|Índia

Em dia de resistência nacional, trabalhadores indianos contra legislação danosa

Organizações que integram a plataforma Samyukta Kisan Morcha (SKM) e sindicatos promoveram uma jornada de mobilização contra «o ataque neoliberal aos rendimentos dos trabalhadores e agricultores».

Mobilização de agricultores e operários no dia de resistência nacional Créditos / Peoples Dispatch

O Dia de Resistência Nacional, na sexta-feira, foi construído conjuntamente por organizações de defesa dos trabalhadores e dos agricultores, na sequência da implementação de nova legislação laboral por parte do governo de extrema-direita e nacionalista hindu liderado por Narendra Modi.

O pacote de medidas cuja implementação o primeiro-ministro anunciou em Novembro último havia sido aprovado no Parlamento em 2019 – e este interregno deveu-se à forte contestação nas ruas, com manifestações enormes a varrerem o país asiático em 2020 e 2021.

Logo em Novembro, milhares de trabalhadores vieram para as ruas contestar a legislação que consideram prejudicial, exigindo a sua revogação. Agora, nos dias que antecederam a jornada de mobilização de sexta-feira, a contestação voltou a subir de tom, com milhares de agricultores e operários a manifestarem-se nas ruas, por todo o país, revela o Peoples Dispatch.

Organizações de agricultores que integram a SKM e sindicatos denunciam que a decisão do governo é a favor do patronato e uma «fraude enganosa cometida contra os trabalhadores do país», nomeadamente porque mexe com os horários, enfraquece o direito de organização sindical e ataca o direito de negociação colectiva.
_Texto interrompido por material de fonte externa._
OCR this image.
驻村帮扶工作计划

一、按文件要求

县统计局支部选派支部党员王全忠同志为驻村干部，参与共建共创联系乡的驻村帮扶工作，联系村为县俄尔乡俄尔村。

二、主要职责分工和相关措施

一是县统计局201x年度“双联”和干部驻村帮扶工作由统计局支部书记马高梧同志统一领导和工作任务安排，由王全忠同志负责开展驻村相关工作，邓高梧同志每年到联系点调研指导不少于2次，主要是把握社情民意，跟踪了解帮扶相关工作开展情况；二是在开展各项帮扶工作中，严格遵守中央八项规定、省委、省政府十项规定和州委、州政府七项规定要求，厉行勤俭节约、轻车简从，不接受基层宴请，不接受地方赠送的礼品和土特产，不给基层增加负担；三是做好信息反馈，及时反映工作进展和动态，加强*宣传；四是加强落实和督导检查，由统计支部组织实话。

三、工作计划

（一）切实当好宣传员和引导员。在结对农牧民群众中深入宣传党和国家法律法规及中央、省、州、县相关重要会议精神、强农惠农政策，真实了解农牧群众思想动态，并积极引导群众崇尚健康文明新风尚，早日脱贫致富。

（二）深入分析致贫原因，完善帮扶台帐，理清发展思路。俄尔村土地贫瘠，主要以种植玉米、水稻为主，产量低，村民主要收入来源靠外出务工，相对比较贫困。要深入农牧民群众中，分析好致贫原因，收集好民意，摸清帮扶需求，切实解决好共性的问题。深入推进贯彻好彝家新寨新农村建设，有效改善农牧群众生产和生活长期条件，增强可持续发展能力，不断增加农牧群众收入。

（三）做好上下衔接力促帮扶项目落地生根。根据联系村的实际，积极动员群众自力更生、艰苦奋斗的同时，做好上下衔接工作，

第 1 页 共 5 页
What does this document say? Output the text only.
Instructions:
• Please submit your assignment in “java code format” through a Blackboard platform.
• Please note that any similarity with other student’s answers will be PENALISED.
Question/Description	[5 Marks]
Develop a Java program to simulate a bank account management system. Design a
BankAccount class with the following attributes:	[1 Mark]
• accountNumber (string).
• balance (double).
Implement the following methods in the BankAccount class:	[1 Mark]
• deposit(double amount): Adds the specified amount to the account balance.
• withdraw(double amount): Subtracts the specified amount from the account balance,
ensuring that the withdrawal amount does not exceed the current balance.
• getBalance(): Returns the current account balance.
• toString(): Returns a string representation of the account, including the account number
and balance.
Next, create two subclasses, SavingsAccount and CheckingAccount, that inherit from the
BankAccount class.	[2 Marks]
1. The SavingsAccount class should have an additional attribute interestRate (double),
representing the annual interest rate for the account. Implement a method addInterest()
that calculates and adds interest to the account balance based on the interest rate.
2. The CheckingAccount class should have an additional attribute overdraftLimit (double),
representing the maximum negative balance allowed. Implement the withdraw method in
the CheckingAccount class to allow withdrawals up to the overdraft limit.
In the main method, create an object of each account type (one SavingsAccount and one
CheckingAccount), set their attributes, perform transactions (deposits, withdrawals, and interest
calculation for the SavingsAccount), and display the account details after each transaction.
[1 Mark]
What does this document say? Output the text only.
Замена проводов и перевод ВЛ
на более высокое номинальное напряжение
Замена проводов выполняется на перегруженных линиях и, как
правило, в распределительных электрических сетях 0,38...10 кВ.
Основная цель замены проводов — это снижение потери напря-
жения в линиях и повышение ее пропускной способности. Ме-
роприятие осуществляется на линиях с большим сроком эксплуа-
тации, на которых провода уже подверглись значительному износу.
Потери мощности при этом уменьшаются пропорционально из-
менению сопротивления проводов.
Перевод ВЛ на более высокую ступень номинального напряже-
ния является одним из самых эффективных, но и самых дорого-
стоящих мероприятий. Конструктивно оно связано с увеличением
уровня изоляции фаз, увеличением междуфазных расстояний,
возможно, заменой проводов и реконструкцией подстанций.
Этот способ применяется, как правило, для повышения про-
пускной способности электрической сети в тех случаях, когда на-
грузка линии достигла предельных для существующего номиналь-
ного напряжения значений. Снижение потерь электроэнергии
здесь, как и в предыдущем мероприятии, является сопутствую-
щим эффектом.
Esta sexta-feira, os manifestantes comprometeram-se a resistir ao máximo a todas as medidas que favorecem o patronato e prejudicam os trabalhadores, «privando-os dos direitos que conquistaram ao longo de décadas de luta» e «fazendo da classe trabalhadora escrava do capital». Neste sentido, lançaram uma campanha de mobilização para forçar o governo a revogá-las.

Políticas contra o povo

A SKM sublinha que o governo liderado por Modi traiu as promessas que fez em Dezembro de 2021 para acabar com a forte mobilização nas ruas e que, desde então, ainda apresentou outras medidas que ferem gravemente os interesses dos trabalhadores e dos agricultores.

Os agricultores contestam em particular a nova Lei da Electricidade, por encarecer o seu custo e afectar as camadas mais pobres, que trabalham a terra mas não a possuem, e dependem fortemente de subsídios para sobreviver.

Também contestam a Lei das Sementes – porque atribui às grandes multinacionais do sector o controlo do fornecimento e põe em causa a soberania do país –, bem como o fim da lei que garantia o emprego rural num mínimo de cem dias, substituindo-a por outra «mais fraca» e «praticamente impossível de implementar».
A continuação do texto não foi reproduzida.